When it comes to business management and operation, both entities allow for their co-owners to manage the company or hire a third-party manager for that. However, to manage the partnership business, you need to be a general partner exposed to unlimited liabilities not only in relation to day-to-day transactions and operations but also in relation to business liabilities and debts. By way of contrast, in LLCs, any registered member could perform managing functions while retaining their personal limited liability protections. To add more, LLCs boast a more organized management structure. They conduct daily operations under an Operating Agreement outlining the rules and internal procedures for many essential and ongoing business issues and situations. At the same time, LLCs have more formalities to meet here. They have to file annual reports, keep records on many business operations, and hold regular meetings to pass crucial decisions and maintain state compliance.
LLC vs Partnership: Liabilities
Liability issues are where the main difference between LLCs and partnerships lies. As the name suggests and as we’ve stated above, LLCs enjoy the limited liability protection of corporations. With partnerships, on the other hand, it’s not that simple.
LLC Liability
What sets LLCs apart from many other legal structures is separated business and personal liabilities. Once formed, an LLC functions as an independent legal entity in all concerns.
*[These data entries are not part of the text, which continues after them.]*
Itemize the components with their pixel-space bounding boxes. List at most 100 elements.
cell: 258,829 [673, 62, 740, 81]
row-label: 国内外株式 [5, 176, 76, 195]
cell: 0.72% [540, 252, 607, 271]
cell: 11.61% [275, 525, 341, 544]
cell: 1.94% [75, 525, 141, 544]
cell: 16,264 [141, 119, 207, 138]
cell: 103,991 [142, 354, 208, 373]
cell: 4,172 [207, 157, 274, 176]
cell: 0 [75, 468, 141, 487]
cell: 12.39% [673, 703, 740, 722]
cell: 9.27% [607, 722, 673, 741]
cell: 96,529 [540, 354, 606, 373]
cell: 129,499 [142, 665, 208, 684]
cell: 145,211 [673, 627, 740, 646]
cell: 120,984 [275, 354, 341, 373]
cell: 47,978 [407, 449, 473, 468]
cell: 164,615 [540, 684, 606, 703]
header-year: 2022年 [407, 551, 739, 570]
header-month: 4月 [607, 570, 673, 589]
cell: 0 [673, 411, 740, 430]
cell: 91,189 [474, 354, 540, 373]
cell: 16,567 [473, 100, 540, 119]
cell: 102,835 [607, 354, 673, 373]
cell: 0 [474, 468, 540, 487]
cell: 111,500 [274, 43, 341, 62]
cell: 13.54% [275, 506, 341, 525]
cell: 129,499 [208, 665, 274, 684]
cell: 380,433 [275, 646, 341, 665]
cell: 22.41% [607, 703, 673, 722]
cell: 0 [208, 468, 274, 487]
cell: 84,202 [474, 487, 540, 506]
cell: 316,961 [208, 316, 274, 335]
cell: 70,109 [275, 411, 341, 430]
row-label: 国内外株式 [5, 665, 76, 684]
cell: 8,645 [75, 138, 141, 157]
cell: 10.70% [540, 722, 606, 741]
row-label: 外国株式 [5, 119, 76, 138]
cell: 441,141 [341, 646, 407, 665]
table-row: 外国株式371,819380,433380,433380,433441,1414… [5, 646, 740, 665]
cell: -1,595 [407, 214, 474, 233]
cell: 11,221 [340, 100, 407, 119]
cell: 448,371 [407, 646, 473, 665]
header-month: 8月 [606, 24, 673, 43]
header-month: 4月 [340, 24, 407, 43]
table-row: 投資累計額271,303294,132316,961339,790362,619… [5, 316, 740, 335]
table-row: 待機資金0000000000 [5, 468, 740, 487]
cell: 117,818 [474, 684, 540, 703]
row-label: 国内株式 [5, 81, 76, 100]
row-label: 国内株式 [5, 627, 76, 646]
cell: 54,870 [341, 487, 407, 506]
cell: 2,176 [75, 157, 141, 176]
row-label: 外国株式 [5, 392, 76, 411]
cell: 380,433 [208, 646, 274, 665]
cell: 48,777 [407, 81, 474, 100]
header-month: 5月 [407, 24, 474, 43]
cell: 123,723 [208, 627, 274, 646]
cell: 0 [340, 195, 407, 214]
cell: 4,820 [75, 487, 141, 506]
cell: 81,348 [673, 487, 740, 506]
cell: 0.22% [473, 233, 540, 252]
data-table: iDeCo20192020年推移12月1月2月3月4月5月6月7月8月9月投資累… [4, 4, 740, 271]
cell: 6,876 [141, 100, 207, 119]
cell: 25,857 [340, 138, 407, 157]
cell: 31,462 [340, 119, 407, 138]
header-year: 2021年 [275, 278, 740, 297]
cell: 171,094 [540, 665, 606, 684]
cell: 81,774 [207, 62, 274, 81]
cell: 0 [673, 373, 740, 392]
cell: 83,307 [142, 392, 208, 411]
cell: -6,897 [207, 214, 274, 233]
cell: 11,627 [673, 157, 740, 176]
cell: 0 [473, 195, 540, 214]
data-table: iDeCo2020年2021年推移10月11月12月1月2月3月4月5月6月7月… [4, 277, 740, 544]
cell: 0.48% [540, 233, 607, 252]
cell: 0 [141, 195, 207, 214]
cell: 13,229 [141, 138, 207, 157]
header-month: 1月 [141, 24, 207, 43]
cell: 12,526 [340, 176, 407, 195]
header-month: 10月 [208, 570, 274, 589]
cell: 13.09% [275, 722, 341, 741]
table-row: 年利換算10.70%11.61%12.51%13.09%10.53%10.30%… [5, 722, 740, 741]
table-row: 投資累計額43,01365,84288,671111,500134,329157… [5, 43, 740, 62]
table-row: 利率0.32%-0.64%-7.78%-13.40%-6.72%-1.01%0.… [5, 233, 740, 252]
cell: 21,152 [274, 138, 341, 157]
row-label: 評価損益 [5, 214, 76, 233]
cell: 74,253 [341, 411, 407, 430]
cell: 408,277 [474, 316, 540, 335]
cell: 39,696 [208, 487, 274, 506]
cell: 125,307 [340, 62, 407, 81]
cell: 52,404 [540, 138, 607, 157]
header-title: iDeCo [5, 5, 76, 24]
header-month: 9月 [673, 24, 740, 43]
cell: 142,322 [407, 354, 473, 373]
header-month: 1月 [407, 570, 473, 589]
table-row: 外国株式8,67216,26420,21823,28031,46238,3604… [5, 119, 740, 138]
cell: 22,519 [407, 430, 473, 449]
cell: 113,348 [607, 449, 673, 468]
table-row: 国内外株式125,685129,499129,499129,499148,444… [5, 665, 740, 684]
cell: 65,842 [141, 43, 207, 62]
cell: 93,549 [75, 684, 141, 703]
It is the company as a legal person that is held liable for its debts and any legal issues or lawsuits that might arise during LLC operation. And it is business assets and funds that are used for settling those issues. Meanwhile, the LLC members have no personal liability in this concern and their personal assets and property are legally protected from being used for business liability repayments and penalties. It should be noted, however, that there are certain situations when LLC members are exposed to personal liability. This happens when:
- individual owner assets are combined with that of an LLC;
- fraudulent member’s actions or misconduct take place such as breaching the member rights, exceeding their managing authorities, or making decisions that cause any legal or financial problems for business;
- members fail to fulfill their commitments and obligations set forth by the Articles of Association and Operating Agreement;
- members might be held liable for the business debts, should they function as guarantors under loan or credit agreements.
The scope of member liability in partnerships largely depends on the partnership type. Thus, in general partnerships, partners carry liability both for the business activities and for the debts, actions, and misbehavior of other partners. It means their personal assets are at stake, should any business problem arise, no matter if they have any relation to that problem or not. In other words, partners share not only equity contributions and business profits in equal proportions but also any business issues that might occur. To balance this situation, there is a special partnership type called a limited liability partnership, which is more popular in the modern business world. In an LLP, partners still remain responsible for the business debts but they are not liable for the actions of other partners and any claims or sues against them.
LLC vs Partnership: Taxes
LLCs and partnerships both benefit from pass-through taxation transferring income taxes to the business owners. So, there are no state and federal taxes to be paid at a business level, as well as there is no risk of dual taxation like in corporations. There are simply some additional tax forms to be filed by both partners and LLC members along with their personal tax returns, yet no tax payments are to be made under them. Instead, they pay taxes over the part of company profits distributed to them and pay them under their personal tax rates. Such a taxation scheme gives more financial freedom and flexibility not only to the business owners but also to the company. In the meantime, LLC members have an added benefit not accessible for partners. They can pick a corporate tax status for their LLC. In this case, the company can be taxed either as an S-Corp or as a C-Corp without making any changes in the legal structure.